WARNING: This content may not actually be appropriate for most readers.

So, Charlie and I were chilling and chatting while making dinner in the kitchen when he starts to bust it out Gangnam Style. “I like those moves, my man,” I tell him, breaking into a little giddy-up of my own.

“Yeah, they’re good moves,” he agrees, still shakin’ it Gangnam. “You know what they mean, right Mama?”

“No, buddy, I don’t think so,” I pant, swinging my legs side to side. “What do they mean?”

“Well,” he gives me a quick look – which I realize in hindsight is the curious cocktail of mischief and mirth with a twist of daring that one might wear before jumping off a cliff – and announces to me this:

“It means you are sticking your weiner in someone’s mouth. It’s called ‘teabagging.’”

Um. WHAT?!?!

Suddenly, the world stops; the room is spinning and I can’t get purchase on reality. I think I just heard my precious nine-year-old use “teabag,” as a verb, but I can’t be sure. There were so many other scary words in there too.
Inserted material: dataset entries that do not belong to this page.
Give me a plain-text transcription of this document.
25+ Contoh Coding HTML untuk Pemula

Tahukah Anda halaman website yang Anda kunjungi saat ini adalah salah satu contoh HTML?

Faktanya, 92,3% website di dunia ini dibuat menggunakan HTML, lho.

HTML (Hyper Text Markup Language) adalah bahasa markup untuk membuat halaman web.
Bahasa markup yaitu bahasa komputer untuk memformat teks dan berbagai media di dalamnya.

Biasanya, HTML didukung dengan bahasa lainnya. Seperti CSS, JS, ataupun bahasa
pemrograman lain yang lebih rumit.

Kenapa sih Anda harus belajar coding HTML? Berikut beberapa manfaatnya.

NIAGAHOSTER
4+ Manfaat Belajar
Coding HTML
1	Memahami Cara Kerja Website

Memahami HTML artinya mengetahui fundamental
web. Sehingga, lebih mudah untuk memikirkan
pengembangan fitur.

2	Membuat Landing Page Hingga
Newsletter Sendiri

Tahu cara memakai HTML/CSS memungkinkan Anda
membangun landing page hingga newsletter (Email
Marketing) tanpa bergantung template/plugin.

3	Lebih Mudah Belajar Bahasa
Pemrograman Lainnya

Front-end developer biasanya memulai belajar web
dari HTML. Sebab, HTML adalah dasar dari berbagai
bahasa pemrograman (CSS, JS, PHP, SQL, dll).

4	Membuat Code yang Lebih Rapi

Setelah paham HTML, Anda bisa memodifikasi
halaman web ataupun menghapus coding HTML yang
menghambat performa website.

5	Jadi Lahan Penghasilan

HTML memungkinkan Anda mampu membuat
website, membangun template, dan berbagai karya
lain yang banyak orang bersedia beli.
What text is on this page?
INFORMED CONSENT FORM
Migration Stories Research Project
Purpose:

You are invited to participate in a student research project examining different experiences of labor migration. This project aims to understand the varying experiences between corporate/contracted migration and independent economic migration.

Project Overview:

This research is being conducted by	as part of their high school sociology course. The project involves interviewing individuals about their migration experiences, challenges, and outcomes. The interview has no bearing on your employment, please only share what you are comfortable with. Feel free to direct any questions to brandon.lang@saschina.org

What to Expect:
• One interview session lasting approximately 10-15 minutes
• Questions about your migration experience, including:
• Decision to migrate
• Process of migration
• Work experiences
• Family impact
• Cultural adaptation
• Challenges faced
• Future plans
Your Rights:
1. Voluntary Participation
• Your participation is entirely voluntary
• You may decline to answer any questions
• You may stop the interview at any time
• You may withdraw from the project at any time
How did this happen? This is a little guy who still thinks the word “sexy” is naughty and who blushes during the kissing scenes. And, come to think of it, when and how has he ever watched the Gangnam Style video? Is this the end of the innocence?

Or maybe I am being Punk’d. Do people still get Punk’d? Ashton Kutcher is nowhere in sight, so I turn desperately to my sage and steadfast 13-year-old Hermione, for some kind of enlightenment, but she looks just as dumbstruck.

For the first time in my life, I think EVER: I. Am. Speechless.

Charlie has never seen me like this and is suddenly very aware of the surreal effect that his little dispatch is having on his sister and me. His cheeks warm and he stammers in protest, “What, Mama?! Everybody knows that!”

“What? Who is everybody ?! And where did you learn this information?” I finally manage to ask, trying not to shame him or freak out.

“At school,” he says. And I suddenly have a vivid yet fantastically inappropriate visual of Charlie’s lovely teacher standing at the blackboard with one of those pointer thingies explaining to a group of rapt 4th graders about teabagging. Help.

“Our tax dollars hard at work,” Hermione finally chimes in after recovering herself.

I am so stunned and disoriented that – for a moment – I wonder if I should take a minute to tell my son that his schoolyard “experts” are actually misinformed. Where is Charlie’s dad when I need him?

I am reeling, duking it out with myself internally. Part of me is the scatological sister to four brothers who is totally unfazed by this kind of talk; another part is the mother hen wracked with anguish over what kind of effect this information has on her baby; the weirdest part is the concerned coach who wonders if this calls for some kind of detailed birds and bees discussion or family symposium of some kind. It is the first day of spring, after all.

Sheesh. In the end, Charlie’s dad comes in and I can’t help but ask Charlie to share the Gangnam news bomb with him too. His reaction is priceless and we share one of those long, intense holy-crap-I-won’t-laugh-if-you-won’t eye meetings that keep us from imploding outright.

Wisely, I think, we drop the subject in favor of more appropriate dinner conversation, like whether women should trim their nose hair. Now that the shock has worn off, I am able to step back and get some perspective: I guess Charlie’s dad and I should consider ourselves lucky that our son feels comfortable enough to discuss these kinds of topics with us so openly and – perhaps more importantly – that we get to indulge in the absurd comic relief that can only come from being a parent.